Material Measurement Laboratory, National Institute of Standards and Technology, Gaithersburg, MD, USA.
National Human Genome Research Institute, National Institutes of Health, Rockville, MD, USA.
Nat Biotechnol. 2020 Nov;38(11):1347-1355. doi: 10.1038/s41587-020-0538-8. Epub 2020 Jun 15.
New technologies and analysis methods are enabling genomic structural variants (SVs) to be detected with ever-increasing accuracy, resolution and comprehensiveness. To help translate these methods to routine research and clinical practice, we developed a sequence-resolved benchmark set for identification of both false-negative and false-positive germline large insertions and deletions. To create this benchmark for a broadly consented son in a Personal Genome Project trio with broadly available cells and DNA, the Genome in a Bottle Consortium integrated 19 sequence-resolved variant calling methods from diverse technologies. The final benchmark set contains 12,745 isolated, sequence-resolved insertion (7,281) and deletion (5,464) calls ≥50 base pairs (bp). The Tier 1 benchmark regions, for which any extra calls are putative false positives, cover 2.51 Gbp and 5,262 insertions and 4,095 deletions supported by ≥1 diploid assembly. We demonstrate that the benchmark set reliably identifies false negatives and false positives in high-quality SV callsets from short-, linked- and long-read sequencing and optical mapping.
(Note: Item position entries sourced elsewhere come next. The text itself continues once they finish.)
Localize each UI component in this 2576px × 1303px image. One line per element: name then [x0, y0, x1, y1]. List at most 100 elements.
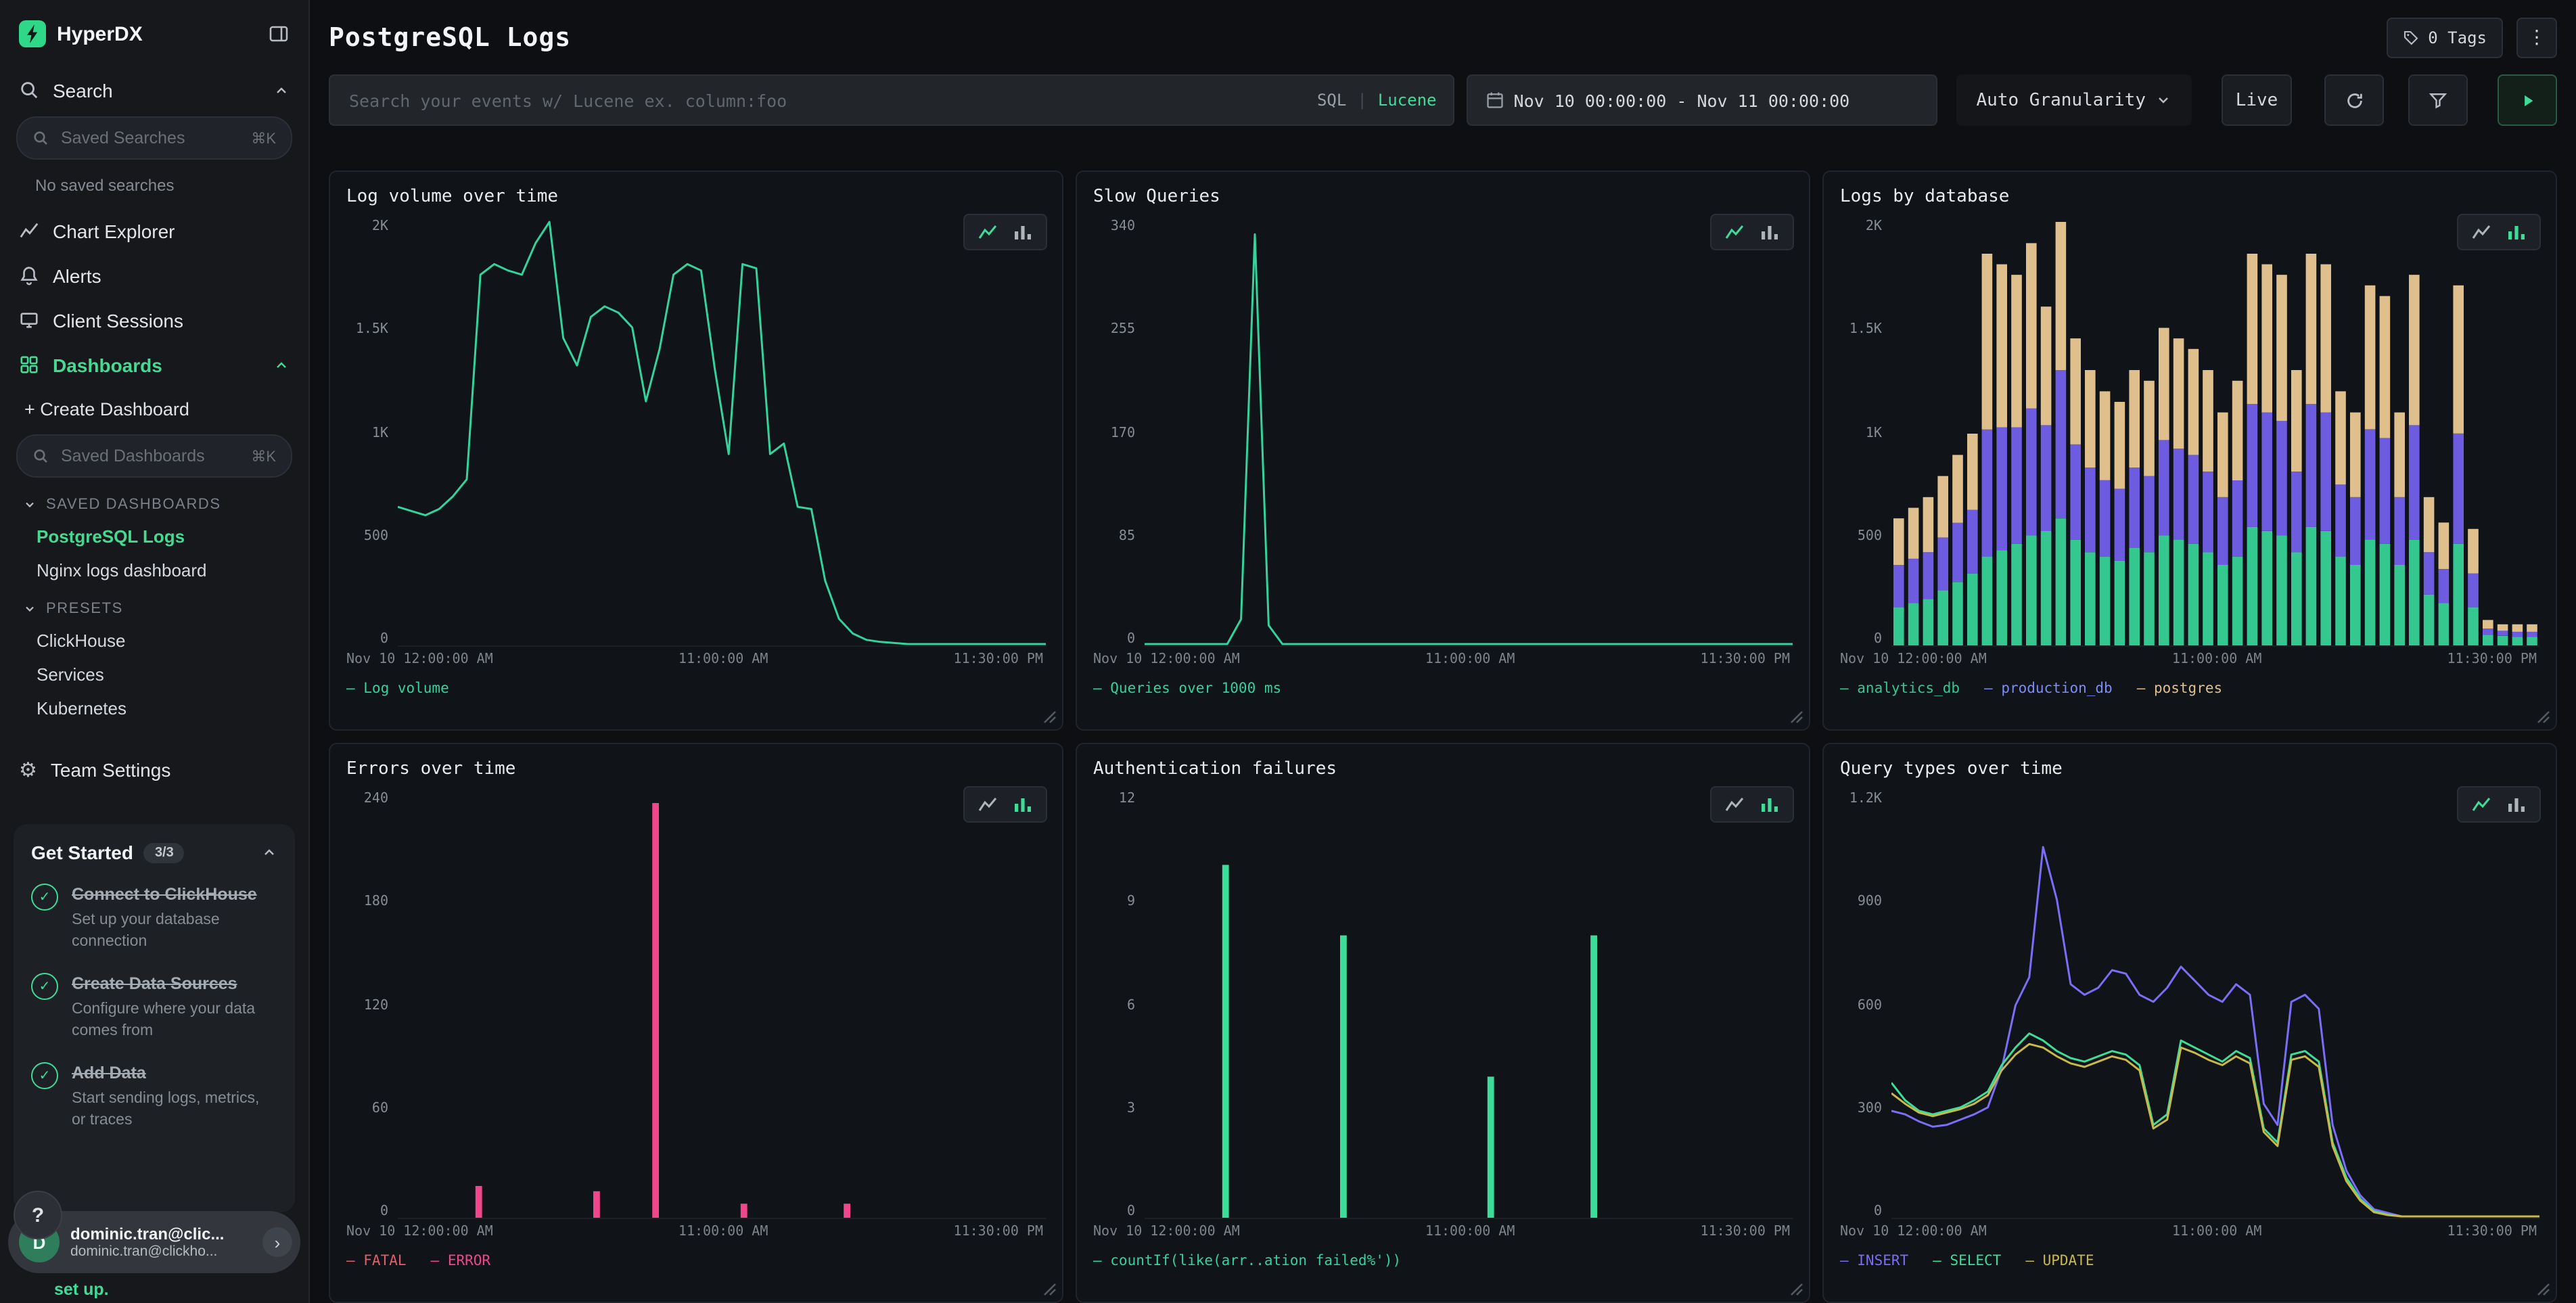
page-title: PostgreSQL Logs — [329, 22, 571, 52]
collapse-sidebar-icon[interactable] — [268, 23, 290, 45]
chart-panel-logs-by-database: Logs by database 2K1.5K1K5000 Nov 10 12:… — [1822, 170, 2557, 731]
bar-chart-icon[interactable] — [1760, 796, 1779, 813]
check-circle-icon: ✓ — [31, 973, 58, 1000]
page: HyperDX Search ⌘K No saved searches — [0, 0, 2576, 1303]
bar-chart-icon[interactable] — [1013, 223, 1032, 241]
saved-dashboards-field[interactable] — [58, 445, 242, 467]
sidebar-item-label: Search — [53, 79, 113, 101]
resize-handle[interactable] — [1042, 1281, 1057, 1296]
chart-legend: — Queries over 1000 ms — [1093, 681, 1793, 697]
chart-plot[interactable] — [1145, 792, 1793, 1219]
sidebar-item-label: Team Settings — [51, 758, 170, 780]
y-tick-label: 1K — [372, 426, 388, 440]
line-chart-icon[interactable] — [2472, 796, 2491, 813]
sidebar-item-chart-explorer[interactable]: Chart Explorer — [0, 208, 308, 253]
preset-item-kubernetes[interactable]: Kubernetes — [0, 691, 308, 725]
chart-plot[interactable] — [1891, 219, 2539, 647]
bar-chart-icon[interactable] — [2507, 796, 2526, 813]
sidebar-item-alerts[interactable]: Alerts — [0, 253, 308, 298]
saved-searches-field[interactable] — [58, 127, 242, 149]
play-icon — [2518, 91, 2536, 109]
line-chart-icon[interactable] — [1725, 796, 1744, 813]
lucene-toggle[interactable]: Lucene — [1378, 91, 1437, 110]
dashboard-item-nginx[interactable]: Nginx logs dashboard — [0, 553, 308, 587]
help-button[interactable]: ? — [14, 1191, 62, 1239]
sidebar-item-client-sessions[interactable]: Client Sessions — [0, 298, 308, 342]
sidebar-item-dashboards[interactable]: Dashboards — [0, 342, 308, 387]
y-tick-label: 170 — [1111, 426, 1135, 440]
sidebar-item-search[interactable]: Search — [0, 68, 308, 112]
refresh-button[interactable] — [2324, 74, 2384, 126]
dashboard-item-postgresql-logs[interactable]: PostgreSQL Logs — [0, 520, 308, 553]
chevron-down-icon — [2155, 92, 2171, 108]
bar-chart-icon[interactable] — [1760, 223, 1779, 241]
granularity-select[interactable]: Auto Granularity — [1956, 74, 2192, 126]
resize-handle[interactable] — [2535, 709, 2550, 724]
presets-section[interactable]: PRESETS — [0, 587, 308, 624]
get-started-item-title: Add Data — [72, 1064, 146, 1082]
x-tick-label: Nov 10 12:00:00 AM — [1093, 1225, 1240, 1239]
kebab-menu-button[interactable]: ⋮ — [2516, 17, 2557, 58]
line-chart-icon[interactable] — [978, 223, 997, 241]
tags-button-label: 0 Tags — [2428, 28, 2487, 47]
create-dashboard-button[interactable]: + Create Dashboard — [0, 387, 308, 430]
hyperdx-logo-icon — [19, 20, 46, 47]
user-email-primary: dominic.tran@clic... — [70, 1225, 252, 1243]
search-icon — [19, 80, 39, 100]
saved-dashboards-input[interactable]: ⌘K — [16, 434, 292, 478]
filter-button[interactable] — [2408, 74, 2468, 126]
resize-handle[interactable] — [2535, 1281, 2550, 1296]
y-tick-label: 1.5K — [1849, 323, 1882, 338]
date-range-picker[interactable]: Nov 10 00:00:00 - Nov 11 00:00:00 — [1467, 74, 1937, 126]
resize-handle[interactable] — [1789, 1281, 1803, 1296]
tags-button[interactable]: 0 Tags — [2386, 17, 2503, 58]
sidebar-item-label: Dashboards — [53, 354, 162, 375]
get-started-item[interactable]: ✓ Create Data Sources Configure where yo… — [31, 971, 277, 1042]
y-tick-label: 180 — [364, 895, 388, 910]
x-tick-label: 11:30:00 PM — [2447, 652, 2537, 667]
x-tick-label: 11:30:00 PM — [1701, 652, 1790, 667]
get-started-item[interactable]: ✓ Add Data Start sending logs, metrics, … — [31, 1061, 277, 1131]
preset-item-services[interactable]: Services — [0, 658, 308, 691]
x-tick-label: Nov 10 12:00:00 AM — [1093, 652, 1240, 667]
resize-handle[interactable] — [1789, 709, 1803, 724]
chart-plot[interactable] — [398, 792, 1046, 1219]
chart-toolbar — [963, 214, 1047, 250]
chart-legend: — Log volume — [346, 681, 1046, 697]
get-started-item[interactable]: ✓ Connect to ClickHouse Set up your data… — [31, 882, 277, 953]
event-search-box[interactable]: SQL | Lucene — [329, 74, 1454, 126]
live-button[interactable]: Live — [2222, 74, 2292, 126]
line-chart-icon[interactable] — [1725, 223, 1744, 241]
saved-dashboards-section[interactable]: SAVED DASHBOARDS — [0, 483, 308, 520]
chart-plot[interactable] — [1891, 792, 2539, 1219]
x-tick-label: 11:00:00 AM — [1425, 1225, 1515, 1239]
saved-searches-input[interactable]: ⌘K — [16, 116, 292, 160]
chart-toolbar — [963, 786, 1047, 823]
chart-title: Slow Queries — [1093, 187, 1793, 207]
chart-plot[interactable] — [1145, 219, 1793, 647]
y-tick-label: 1.5K — [356, 323, 388, 338]
user-email-secondary: dominic.tran@clickho... — [70, 1243, 252, 1260]
calendar-icon — [1486, 91, 1504, 110]
line-chart-icon[interactable] — [978, 796, 997, 813]
main-content: PostgreSQL Logs 0 Tags ⋮ SQL | Lucene — [310, 0, 2576, 1303]
chart-plot[interactable] — [398, 219, 1046, 647]
x-tick-label: Nov 10 12:00:00 AM — [1840, 652, 1987, 667]
set-up-link[interactable]: set up. — [54, 1280, 109, 1299]
bar-chart-icon[interactable] — [1013, 796, 1032, 813]
y-tick-label: 1.2K — [1849, 792, 1882, 806]
chevron-up-icon[interactable] — [261, 844, 277, 861]
x-tick-label: 11:00:00 AM — [2172, 652, 2261, 667]
event-search-input[interactable] — [346, 89, 1304, 112]
y-tick-label: 0 — [380, 632, 388, 647]
preset-item-clickhouse[interactable]: ClickHouse — [0, 624, 308, 658]
controls-bar: SQL | Lucene Nov 10 00:00:00 - Nov 11 00… — [329, 74, 2557, 126]
run-query-button[interactable] — [2498, 74, 2557, 126]
sidebar-item-team-settings[interactable]: ⚙ Team Settings — [0, 747, 308, 792]
chart-title: Logs by database — [1840, 187, 2539, 207]
bar-chart-icon[interactable] — [2507, 223, 2526, 241]
chart-panel-auth-failures: Authentication failures 129630 Nov 10 12… — [1076, 743, 1810, 1303]
resize-handle[interactable] — [1042, 709, 1057, 724]
line-chart-icon[interactable] — [2472, 223, 2491, 241]
sql-toggle[interactable]: SQL — [1317, 91, 1346, 110]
新技术和分析方法使得基因组结构变异 (SV) 的检测精度、分辨率和全面性不断提高。为了帮助将这些方法转化为常规研究和临床实践,我们开发了一个用于识别种系大片段插入和缺失的假阴性和假阳性的序列解析基准集。为了在个人基因组计划三胞胎中广泛同意的儿子身上创建一个广泛可用的细胞和 DNA 的基准集,基因组瓶联盟整合了来自多种技术的 19 种序列解析变异调用方法。最终的基准集包含 12745 个独立的、序列解析的插入(7281 个)和删除(5464 个)调用,长度≥50 个碱基对(bp)。Tier1 基准区域的任何额外调用都被认为是潜在的假阳性,覆盖了 251 Gbp 和 5262 个插入和 4095 个删除,这些区域得到了至少一个二倍体组装的支持。我们证明了基准集可以可靠地识别短读、链接读和长读测序以及光学图谱中高质量 SV 调用集中的假阴性和假阳性。